When the liberals become refugees, can we ban them too?


----------



## Camel923 (Aug 13, 2014)

They recommend gold and diamonds. Good luck eating those.


----------



## Smitty901 (Nov 16, 2012)

I really do not wish anyone harm unless there is no other option. But the idea of a lot of unarmed liberals does make me feel somewhat safer. Think about it BG/Hoime come to take what they want. One target well armed and secure the other not armed door wide open. Witch do you think they will pick.
So while I advise liberals to adopt a new path if they don't , I have no blame for what happens.


----------



## rstanek (Nov 9, 2012)

TG said:


> I know, such idiotic reasoning, yet they're finally prepping!

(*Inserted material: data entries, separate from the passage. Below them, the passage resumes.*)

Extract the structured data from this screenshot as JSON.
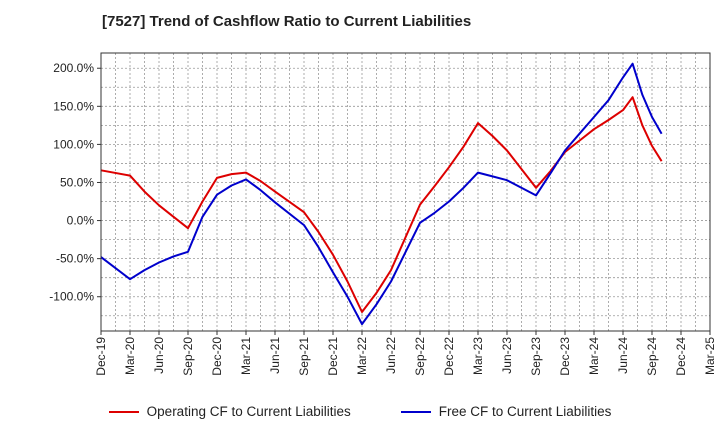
{
  "chart_data": {
    "type": "line",
    "title": "[7527]  Trend of Cashflow Ratio to Current Liabilities",
    "xlabel": "",
    "ylabel": "",
    "ylim": [
      -145,
      220
    ],
    "yticks": [
      -100,
      -50,
      0,
      50,
      100,
      150,
      200
    ],
    "ytick_labels": [
      "-100.0%",
      "-50.0%",
      "0.0%",
      "50.0%",
      "100.0%",
      "150.0%",
      "200.0%"
    ],
    "xtick_labels": [
      "Dec-19",
      "Mar-20",
      "Jun-20",
      "Sep-20",
      "Dec-20",
      "Mar-21",
      "Jun-21",
      "Sep-21",
      "Dec-21",
      "Mar-22",
      "Jun-22",
      "Sep-22",
      "Dec-22",
      "Mar-23",
      "Jun-23",
      "Sep-23",
      "Dec-23",
      "Mar-24",
      "Jun-24",
      "Sep-24",
      "Dec-24",
      "Mar-25"
    ],
    "grid": true,
    "legend_position": "bottom",
    "series": [
      {
        "name": "Operating CF to Current Liabilities",
        "color": "#dd0000",
        "points": [
          [
            0,
            66
          ],
          [
            1,
            59
          ],
          [
            1.5,
            38
          ],
          [
            2,
            20
          ],
          [
            2.5,
            5
          ],
          [
            3,
            -10
          ],
          [
            3.5,
            25
          ],
          [
            4,
            56
          ],
          [
            4.5,
            61
          ],
          [
            5,
            63
          ],
          [
            5.5,
            52
          ],
          [
            6,
            38
          ],
          [
            7,
            11
          ],
          [
            7.5,
            -15
          ],
          [
            8,
            -45
          ],
          [
            8.5,
            -80
          ],
          [
            9,
            -120
          ],
          [
            9.5,
            -95
          ],
          [
            10,
            -65
          ],
          [
            11,
            21
          ],
          [
            11.5,
            45
          ],
          [
            12,
            70
          ],
          [
            12.5,
            97
          ],
          [
            13,
            128
          ],
          [
            13.5,
            111
          ],
          [
            14,
            92
          ],
          [
            15,
            43
          ],
          [
            15.5,
            65
          ],
          [
            16,
            90
          ],
          [
            16.5,
            105
          ],
          [
            17,
            120
          ],
          [
            17.5,
            132
          ],
          [
            18,
            145
          ],
          [
            18.33,
            162
          ],
          [
            18.67,
            125
          ],
          [
            19,
            98
          ],
          [
            19.33,
            78
          ]
        ]
      },
      {
        "name": "Free CF to Current Liabilities",
        "color": "#0000cc",
        "points": [
          [
            0,
            -48
          ],
          [
            1,
            -77
          ],
          [
            1.5,
            -65
          ],
          [
            2,
            -55
          ],
          [
            2.5,
            -47
          ],
          [
            3,
            -41
          ],
          [
            3.5,
            5
          ],
          [
            4,
            34
          ],
          [
            4.5,
            46
          ],
          [
            5,
            54
          ],
          [
            5.5,
            40
          ],
          [
            6,
            24
          ],
          [
            7,
            -6
          ],
          [
            7.5,
            -35
          ],
          [
            8,
            -68
          ],
          [
            8.5,
            -100
          ],
          [
            9,
            -136
          ],
          [
            9.5,
            -110
          ],
          [
            10,
            -80
          ],
          [
            11,
            -3
          ],
          [
            11.5,
            10
          ],
          [
            12,
            25
          ],
          [
            12.5,
            43
          ],
          [
            13,
            63
          ],
          [
            13.5,
            58
          ],
          [
            14,
            53
          ],
          [
            15,
            33
          ],
          [
            15.5,
            62
          ],
          [
            16,
            92
          ],
          [
            16.5,
            114
          ],
          [
            17,
            136
          ],
          [
            17.5,
            158
          ],
          [
            18,
            188
          ],
          [
            18.33,
            206
          ],
          [
            18.67,
            165
          ],
          [
            19,
            136
          ],
          [
            19.33,
            114
          ]
        ]
      }
    ]
  }
}
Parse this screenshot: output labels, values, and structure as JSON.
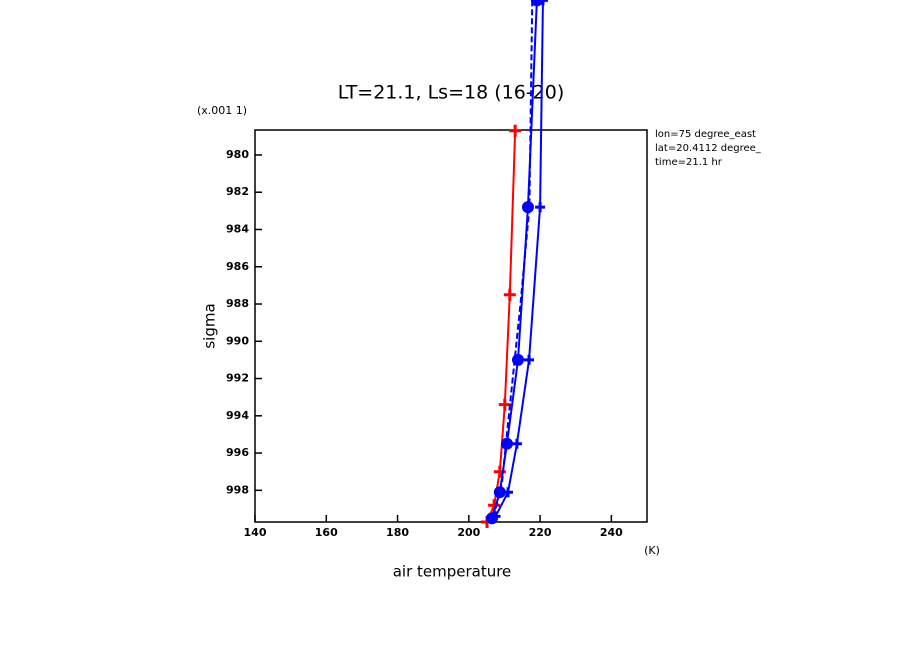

Yay!
> A dumb friend of mine suddenly prepared a pretty decent Bug-out-Bag two days after Trump got elected! :vs_laugh: I asked him whether he plans to share all of his supplies with fellow "refugees" he looked at me like I'm evil (this was just hours after we discussed communism).


I think they are prepping for all the wrong reasons, we prep for survival, their prepping to advance an agenda....JMO


----------



## Prepared One (Nov 5, 2014)

Good luck to them. Most will soon loose interest and go about their liberal merry way.


----------



## Coastie dad (Jan 2, 2016)

Just another one of their knee jerk reactions they are so famous for.


----------



## SOCOM42 (Nov 9, 2012)

I read it, all of london is a death trap, one way or another.

They have no clue, silver, gold and diamonds?

After a week they will be eating each other.

Oh, yes, she is anti gun, but sees our point in having them post SHTF, good luck on that act, in england at that???

Fools!


----------



## csi-tech (Apr 13, 2013)

Yeah, I figured after it goes down I'd better buy an AK-15 with lots of banana clips and hollow points. I might also buy a ghost gun. Like an AR-47 with some clipazines.


----------



## Mrs. Spork (Jan 30, 2017)

Libs like the idea of boyscouts being around to save them, but struggle with putting the motto (be prepared) in practice.... They'd rather save the planet than themselves anyway. I just wanna ask that lady, really when the SHTF where exactly do you think you'll be able to buy a kitchen knife let alone a gun by then???


----------



## sideKahr (Oct 15, 2014)

Mrs. Spork said:


> ...when the SHTF where exactly* do you think *you'll be able to buy a kitchen knife let alone a gun by then???


That's the operative phrase, and no, they don't.


----------



## The Tourist (Jun 9, 2016)

@Mrs. Spork re: "where exactly do you think you'll be able to buy a kitchen knife"

Ah, finally something I know about! I would ask you this, "_Why does a butterknife have to be used for butter_?"

Well, the biggest reason is that such knives are cheap, plentiful, and can be sharpened on just about any abrasive--including the cheap sandpaper in your traveling bag. In fact, when my wife wants to pitch a a knife, any knife, I just ask for the thing. And strange as it might be, she will sooner or later want the polished edge I crafted to slice open a cantaloupe.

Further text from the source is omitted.